Search code examples
pythonmemoization

What can be done to speed up this memoization decorator?


What I want is a memoization decorator that:

I've tweaked an example I saw and came up with the following:

import functools

class Memoized(object):
  """Decorator that caches a function's return value each time it is called.
  If called later with the same arguments, the cached value is returned, and
  not re-evaluated.
  """

  __cache = {}

  def __init__(self, func):
    self.func = func
    self.key = (func.__module__, func.__name__)

  def __call__(self, *args):
    try:
      return Memoized.__cache[self.key][args]
    except KeyError:
      value = self.func(*args)
      Memoized.__cache[self.key] = {args : value}
      return value
    except TypeError:
      # uncachable -- for instance, passing a list as an argument.
      # Better to not cache than to blow up entirely.
      return self.func(*args)

  def __get__(self, obj, objtype):
    """Support instance methods."""
    return functools.partial(self.__call__, obj)

  @staticmethod
  def reset():
    Memoized.__cache = {}

My problem with it is that the caching part seems to involve a lot of overhead (eg. for recursive functions).

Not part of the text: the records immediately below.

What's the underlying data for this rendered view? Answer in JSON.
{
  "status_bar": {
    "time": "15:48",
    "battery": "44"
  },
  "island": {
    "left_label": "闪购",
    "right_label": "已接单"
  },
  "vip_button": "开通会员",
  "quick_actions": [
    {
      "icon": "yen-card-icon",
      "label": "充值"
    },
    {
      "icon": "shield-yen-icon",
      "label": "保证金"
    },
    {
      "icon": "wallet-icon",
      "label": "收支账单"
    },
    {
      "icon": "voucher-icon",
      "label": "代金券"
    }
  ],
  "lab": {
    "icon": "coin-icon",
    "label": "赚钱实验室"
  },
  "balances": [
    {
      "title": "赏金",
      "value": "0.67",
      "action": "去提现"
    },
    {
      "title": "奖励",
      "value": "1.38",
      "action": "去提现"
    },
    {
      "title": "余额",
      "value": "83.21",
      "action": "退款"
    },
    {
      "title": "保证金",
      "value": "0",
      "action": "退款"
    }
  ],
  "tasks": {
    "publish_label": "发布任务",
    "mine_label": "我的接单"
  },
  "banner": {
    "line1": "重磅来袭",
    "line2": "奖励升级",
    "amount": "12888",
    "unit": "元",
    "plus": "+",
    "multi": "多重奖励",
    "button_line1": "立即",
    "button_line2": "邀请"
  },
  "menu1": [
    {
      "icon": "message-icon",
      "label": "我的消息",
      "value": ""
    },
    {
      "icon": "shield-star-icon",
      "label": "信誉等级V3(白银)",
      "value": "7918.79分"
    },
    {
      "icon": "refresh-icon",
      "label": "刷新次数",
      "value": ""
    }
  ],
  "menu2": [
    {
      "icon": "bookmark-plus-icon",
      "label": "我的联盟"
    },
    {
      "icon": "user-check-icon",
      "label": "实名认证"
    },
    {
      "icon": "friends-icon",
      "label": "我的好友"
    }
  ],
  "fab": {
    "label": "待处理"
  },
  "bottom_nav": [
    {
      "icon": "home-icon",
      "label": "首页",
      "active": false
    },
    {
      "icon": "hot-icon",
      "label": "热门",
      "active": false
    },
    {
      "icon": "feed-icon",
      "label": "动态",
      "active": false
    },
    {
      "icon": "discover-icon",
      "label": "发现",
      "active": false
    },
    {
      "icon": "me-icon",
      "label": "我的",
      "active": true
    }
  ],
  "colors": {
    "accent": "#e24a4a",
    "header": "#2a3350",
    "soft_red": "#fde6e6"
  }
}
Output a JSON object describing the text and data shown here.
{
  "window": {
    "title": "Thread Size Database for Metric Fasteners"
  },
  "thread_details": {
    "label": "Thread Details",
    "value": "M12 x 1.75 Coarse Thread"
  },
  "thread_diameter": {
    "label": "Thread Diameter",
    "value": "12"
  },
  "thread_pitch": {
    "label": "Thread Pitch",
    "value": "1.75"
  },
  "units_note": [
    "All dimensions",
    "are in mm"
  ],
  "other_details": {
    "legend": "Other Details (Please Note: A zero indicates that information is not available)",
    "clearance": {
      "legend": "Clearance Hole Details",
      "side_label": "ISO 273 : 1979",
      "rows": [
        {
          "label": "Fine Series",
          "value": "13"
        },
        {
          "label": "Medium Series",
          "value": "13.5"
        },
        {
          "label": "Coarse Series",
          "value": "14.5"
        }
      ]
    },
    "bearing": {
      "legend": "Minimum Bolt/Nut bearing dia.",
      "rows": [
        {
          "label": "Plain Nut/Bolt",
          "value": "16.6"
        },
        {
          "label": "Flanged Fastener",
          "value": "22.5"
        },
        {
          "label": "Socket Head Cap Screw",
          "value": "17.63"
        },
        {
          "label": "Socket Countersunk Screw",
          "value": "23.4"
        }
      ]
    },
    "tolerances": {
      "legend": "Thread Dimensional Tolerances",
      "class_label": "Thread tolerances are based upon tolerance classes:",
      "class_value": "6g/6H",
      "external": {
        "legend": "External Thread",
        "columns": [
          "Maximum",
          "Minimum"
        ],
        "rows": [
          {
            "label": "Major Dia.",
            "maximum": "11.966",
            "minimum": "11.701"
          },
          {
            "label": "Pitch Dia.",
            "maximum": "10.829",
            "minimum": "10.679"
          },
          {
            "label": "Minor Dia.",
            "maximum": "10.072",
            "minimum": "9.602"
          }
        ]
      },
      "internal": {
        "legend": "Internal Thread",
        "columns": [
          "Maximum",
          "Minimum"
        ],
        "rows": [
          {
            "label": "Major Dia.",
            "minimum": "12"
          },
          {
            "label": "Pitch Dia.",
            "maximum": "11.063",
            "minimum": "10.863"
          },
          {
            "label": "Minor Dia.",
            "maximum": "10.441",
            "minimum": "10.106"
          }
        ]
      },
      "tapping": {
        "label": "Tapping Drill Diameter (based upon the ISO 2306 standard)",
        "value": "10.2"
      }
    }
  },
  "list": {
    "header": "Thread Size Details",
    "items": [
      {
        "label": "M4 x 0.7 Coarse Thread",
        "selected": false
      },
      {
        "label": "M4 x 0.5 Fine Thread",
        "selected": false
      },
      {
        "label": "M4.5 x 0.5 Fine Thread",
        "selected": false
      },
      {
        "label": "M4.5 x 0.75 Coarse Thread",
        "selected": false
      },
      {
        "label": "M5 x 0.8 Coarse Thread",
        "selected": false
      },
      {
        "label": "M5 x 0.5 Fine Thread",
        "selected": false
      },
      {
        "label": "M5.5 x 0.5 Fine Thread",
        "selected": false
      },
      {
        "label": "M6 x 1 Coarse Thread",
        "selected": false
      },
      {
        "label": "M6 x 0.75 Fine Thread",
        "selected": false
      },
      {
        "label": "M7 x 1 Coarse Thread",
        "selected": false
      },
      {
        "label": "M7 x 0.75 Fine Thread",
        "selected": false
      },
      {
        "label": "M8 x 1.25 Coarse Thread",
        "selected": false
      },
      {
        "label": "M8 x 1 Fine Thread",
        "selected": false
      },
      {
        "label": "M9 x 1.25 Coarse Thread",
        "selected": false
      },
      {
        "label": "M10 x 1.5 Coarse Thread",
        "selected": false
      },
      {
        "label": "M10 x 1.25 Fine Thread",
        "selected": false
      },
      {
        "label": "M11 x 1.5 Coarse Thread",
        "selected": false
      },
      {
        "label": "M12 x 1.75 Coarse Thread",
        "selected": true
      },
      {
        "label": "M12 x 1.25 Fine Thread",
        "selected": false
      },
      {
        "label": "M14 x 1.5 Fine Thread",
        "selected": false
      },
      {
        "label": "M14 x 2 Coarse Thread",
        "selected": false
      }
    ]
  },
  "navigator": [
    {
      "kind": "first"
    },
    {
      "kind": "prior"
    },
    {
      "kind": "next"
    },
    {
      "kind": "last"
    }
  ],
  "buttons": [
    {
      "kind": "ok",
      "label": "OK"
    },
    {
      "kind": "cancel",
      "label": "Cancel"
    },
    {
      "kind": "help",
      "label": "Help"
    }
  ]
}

Using the following function as an example, I can call fib(30) ten times with the non-memoized version in less time than the memoized version.

def fib(n):

   if n in (0, 1):
      return n
   return fib(n-1) + fib(n-2)

Can anyone suggest a better way to write this decorator? (or point me to a better (ie. faster) decorator that does what I want). I'm not interested in preserving method signatures, or helping introspection tools "know" anything about the decorated function.

Thanks.

P.S. Using python 2.7


Solution

  • You're not actually caching any data, because each time you set a new cached value you overwrite the previous:

    Memoized.__cache[self.key] = {args : value}
    

    eg.

    import functools
    
    class Memoized(object):
        """Decorator that caches a function's return value each time it is called.
        If called later with the same arguments, the cached value is returned, and
        not re-evaluated.
        """
    
        cache = {}
    
        def __init__(self, func):
            self.func = func
            self.key = (func.__module__, func.__name__)
            self.cache[self.key] = {}
    
        def __call__(self, *args):
          try:
              return Memoized.cache[self.key][args]
          except KeyError:
              value = self.func(*args)
              Memoized.cache[self.key][args] = value
              return value
          except TypeError:
              # uncachable -- for instance, passing a list as an argument.
              # Better to not cache than to blow up entirely.
              return self.func(*args)
    
        def __get__(self, obj, objtype):
            """Support instance methods."""
            return functools.partial(self.__call__, obj)
    
        @staticmethod
        def reset():
            Memoized.cache = {}
    
    • fib(30) without caching: 2.86742401123
    • fib(30) with caching: 0.000198125839233

    Some other notes:

    • Don't use __prefix; there's no reason to here and it only uglifies the code.
    • Instead of using a single, monolithic, class-attribute dict, give each instance of Memoized its own dict, and keep a registry of Memoized objects. This improves encapsulation, and removes the oddity of depending on the module and function names.

    .

    import functools
    import weakref
    
    class Memoized(object):
        """Decorator that caches a function's return value each time it is called.
        If called later with the same arguments, the cached value is returned, and
        not re-evaluated.
    
        >>> counter = 0
        >>> @Memoized
        ... def count():
        ...     global counter
        ...     counter += 1
        ...     return counter
    
        >>> counter = 0
        >>> Memoized.reset()
        >>> count()
        1
        >>> count()
        1
        >>> Memoized.reset()
        >>> count()
        2
    
        >>> class test(object):
        ...     @Memoized
        ...     def func(self):
        ...         global counter
        ...         counter += 1
        ...         return counter
        >>> testobject = test()
        >>> counter = 0
        >>> testobject.func()
        1
        >>> testobject.func()
        1
        >>> Memoized.reset()
        >>> testobject.func()
        2
        """
    
        caches = weakref.WeakSet()
    
        def __init__(self, func):
            self.func = func
            self.cache = {}
            Memoized.caches.add(self)
    
        def __call__(self, *args):
          try:
              return self.cache[args]
          except KeyError:
              value = self.func(*args)
              self.cache[args] = value
              return value
          except TypeError:
              # uncachable -- for instance, passing a list as an argument.
              # Better to not cache than to blow up entirely.
              return self.func(*args)
    
        def __get__(self, obj, objtype):
            """Support instance methods."""
            return functools.partial(self.__call__, obj)
    
        @staticmethod
        def reset():
            for memo in Memoized.caches:
                memo.cache = {}
    
    if __name__ == '__main__':
        import doctest
        doctest.testmod()
    

    Edited: add tests, and use weakref.WeakSet. Note that WeakSet is only available in 2.7 (which the OP is using); for a version that works in 2.6, see the edit history.